Reserve Pinot noir Club™
October 2007
Club Selections:
de Lancellotti Pinot noir 05
Quercus Cadmus 06
Two new wineries you want to know about are featured this month. influential Bergstrom Winery is owned by the berstrom family, whose sone Josh is winemaker. Josh's sister, Kendall, is married to Paul de lancellotti, and their de Lancellotti Family Vineyards makes this month's de Lancellotti Pinot noir 05. Very different in style from bergstrom's de Lancellotti Pinot, this wine is best descrribed as a wine of finesse and elegance.

Michael Beckley of Quercus Wines
Michael Beckley, whose one man Quercus Wines makes Quercus's Cadmus Pint noir 06, has seen some changes this year. He is no longer winemaker for any one winery but is consulting, making wine for several wineries.
Michael Beckley's Quercus Wines
Michael Beckley didn’t become a respected winemaker via a university program, or though other “conventional” routes.
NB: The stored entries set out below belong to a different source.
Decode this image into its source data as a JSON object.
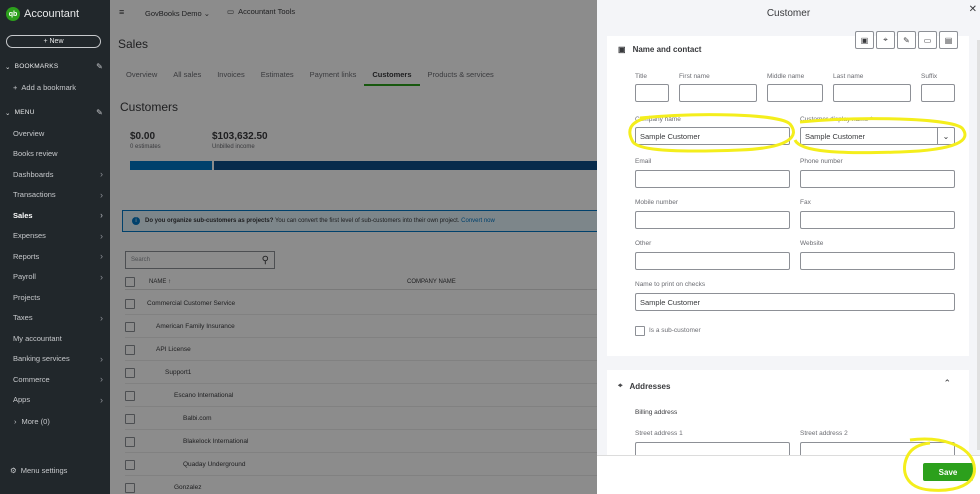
{
  "nav": {
    "app_name": "Accountant",
    "logo_mark": "qb",
    "new_label": "+ New",
    "bookmarks_label": "BOOKMARKS",
    "add_bookmark_label": "Add a bookmark",
    "menu_label": "MENU",
    "items": [
      {
        "label": "Overview",
        "chevron": false
      },
      {
        "label": "Books review",
        "chevron": false
      },
      {
        "label": "Dashboards",
        "chevron": true
      },
      {
        "label": "Transactions",
        "chevron": true
      },
      {
        "label": "Sales",
        "chevron": true,
        "active": true
      },
      {
        "label": "Expenses",
        "chevron": true
      },
      {
        "label": "Reports",
        "chevron": true
      },
      {
        "label": "Payroll",
        "chevron": true
      },
      {
        "label": "Projects",
        "chevron": false
      },
      {
        "label": "Taxes",
        "chevron": true
      },
      {
        "label": "My accountant",
        "chevron": false
      },
      {
        "label": "Banking services",
        "chevron": true
      },
      {
        "label": "Commerce",
        "chevron": true
      },
      {
        "label": "Apps",
        "chevron": true
      }
    ],
    "more_label": "More (0)",
    "menu_settings_label": "Menu settings"
  },
  "topbar": {
    "company": "GovBooks Demo",
    "tools": "Accountant Tools"
  },
  "page": {
    "title": "Sales",
    "tabs": [
      "Overview",
      "All sales",
      "Invoices",
      "Estimates",
      "Payment links",
      "Customers",
      "Products & services"
    ],
    "active_tab": "Customers",
    "subtitle": "Customers",
    "estimates_amount": "$0.00",
    "estimates_caption": "0 estimates",
    "unbilled_amount": "$103,632.50",
    "unbilled_caption": "Unbilled income"
  },
  "banner": {
    "bold": "Do you organize sub-customers as projects?",
    "text": "You can convert the first level of sub-customers into their own project.",
    "link": "Convert now"
  },
  "table": {
    "search_placeholder": "Search",
    "col_name": "NAME ↑",
    "col_company": "COMPANY NAME",
    "rows": [
      {
        "name": "Commercial Customer Service",
        "indent": 0
      },
      {
        "name": "American Family Insurance",
        "indent": 1
      },
      {
        "name": "API License",
        "indent": 1
      },
      {
        "name": "Support1",
        "indent": 2
      },
      {
        "name": "Escano International",
        "indent": 3
      },
      {
        "name": "Balbi.com",
        "indent": 4
      },
      {
        "name": "Blakelock International",
        "indent": 4
      },
      {
        "name": "Quaday Underground",
        "indent": 4
      },
      {
        "name": "Gonzalez",
        "indent": 3
      }
    ]
  },
  "panel": {
    "title": "Customer",
    "close_icon": "close-icon",
    "tool_icons": [
      "contact-card-icon",
      "location-pin-icon",
      "edit-note-icon",
      "payment-card-icon",
      "document-icon"
    ],
    "name_section": {
      "title": "Name and contact",
      "title_label": "Title",
      "first_label": "First name",
      "middle_label": "Middle name",
      "last_label": "Last name",
      "suffix_label": "Suffix",
      "company_label": "Company name",
      "company_value": "Sample Customer",
      "display_label": "Customer display name *",
      "display_value": "Sample Customer",
      "email_label": "Email",
      "phone_label": "Phone number",
      "mobile_label": "Mobile number",
      "fax_label": "Fax",
      "other_label": "Other",
      "website_label": "Website",
      "checks_label": "Name to print on checks",
      "checks_value": "Sample Customer",
      "subcustomer_label": "Is a sub-customer"
    },
    "address_section": {
      "title": "Addresses",
      "billing_label": "Billing address",
      "street1_label": "Street address 1",
      "street2_label": "Street address 2"
    },
    "save_label": "Save"
  },
  "colors": {
    "brand_green": "#2ca01c",
    "nav_bg": "#21272b",
    "annotation_yellow": "#f4ee1c",
    "link_blue": "#0077c5"
  }
}
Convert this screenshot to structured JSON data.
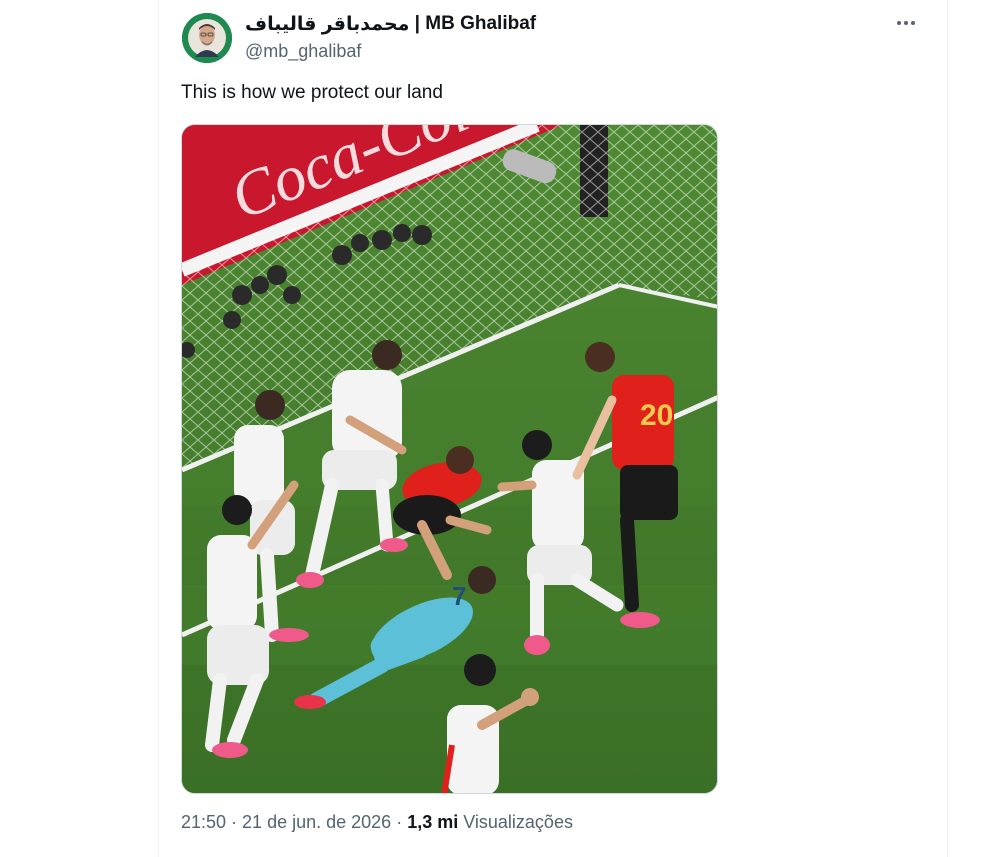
{
  "author": {
    "display_name_ar": "محمدباقر قالیباف",
    "separator": " | ",
    "display_name_en": "MB Ghalibaf",
    "handle": "@mb_ghalibaf"
  },
  "tweet": {
    "text": "This is how we protect our land"
  },
  "media": {
    "banner_text": "Coca-Cola",
    "shirt_number_forward": "20",
    "shirt_number_keeper": "7"
  },
  "meta": {
    "time": "21:50",
    "dot1": " · ",
    "date": "21 de jun. de 2026",
    "dot2": " · ",
    "views_count": "1,3 mi",
    "views_label": " Visualizações"
  },
  "colors": {
    "text_primary": "#0f1419",
    "text_secondary": "#536471",
    "pitch": "#3f7a2a",
    "iran_kit": "#f2f2f2",
    "belgium_kit": "#e0201b",
    "keeper_kit": "#5bc0d8"
  },
  "icons": {
    "more": "more-horizontal-icon"
  }
}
After graduating from high school, Michael explored the world as a vagabond of sorts working in a number of industries while traveling across the country, Kerouac-style, hitchhiking, working the odd job or two and winding up in San Rafael, California, with “seventy-three cents and a bag of oatmeal.”
Once Beckley made it to California, he settled down for a while, living for a year in a sailboat and working as a (self-taught) assistant to the harbormaster, amongst an assortment of other jobs. He treated each new work opportunity as a chance to learn the rhythm of that lifestyle. At that time, from Beckley’s standpoint as an inquisitive consumer of regional wines, the rhythm of wine work sparked an interest.
He had been a wine-lover for years, and his interest continued to blossom after taking wine tours in Mendocino and Sonoma. The cyclical nature of harvest, fermentation, barrel aging, bottling, harvest, etc., appealed to Beckley, as did the rural, agricultural lifestyle. Oregon was attractive to Beckley in that there seemed to be lots of opportunities popping up in wine work (if you were versatile), and it was overall less flashy than Marin County. He and his wife, Claire, decided Oregon would be a great place to raise their then two-year-old. In 1989 the family moved to an apartment in McMinnville, in the heart of Oregon wine country.
It was there that Beckley learned his next-door neighbor was the winemaker for Sokol Blosser Winery, where he subsequently took his first job in the wine industry. It was a learning curve, as Beckley assisted in his first wine job during harvest time.
“It was a good proving ground for me, being thrown into the thick of having to deal with so many things—filtering white wines with residual sugar—tasks that one might go to school for,” Beckley said.
In 1994, Beckley was hired by Domaine Drouhin as Chef du Cave, the French equivalent of Cellar Manager. There he familiarized himself with even more cellar techniques, particularly the method of racking wine (separating the liquid from the lees) by hand as opposed to by pump or by using compressed gas to move the wine.
Because the center of Drouhin operations was in Beaune, France, Beckley also faced the unique challenge of negotiating cellar procedures with people overseas. Once a month, he would send samples of the wine via FedEx to Drouhin’s “huge, modern lab” in Beaune. Tests would check the pH and for potential problems and allow the French staff to taste the wine from Oregon.
The exposure to the French wine enriched Beckley’s idea of winemaking, especially Pinot Noir. “I learned more what it takes to produce finesse and elegance, more about European/French-Burgundian wines,” he said. “I started to consume more and realized the benchmark that Burgundy is for Pinot noir.”
After eight years of working at Domaine Drouhin, plus a year and half working as Production Winemaker at Erath Vineyards Winery, Beckley decided knew enough about the winemaking process to produce his own wines. “It was time,” he said.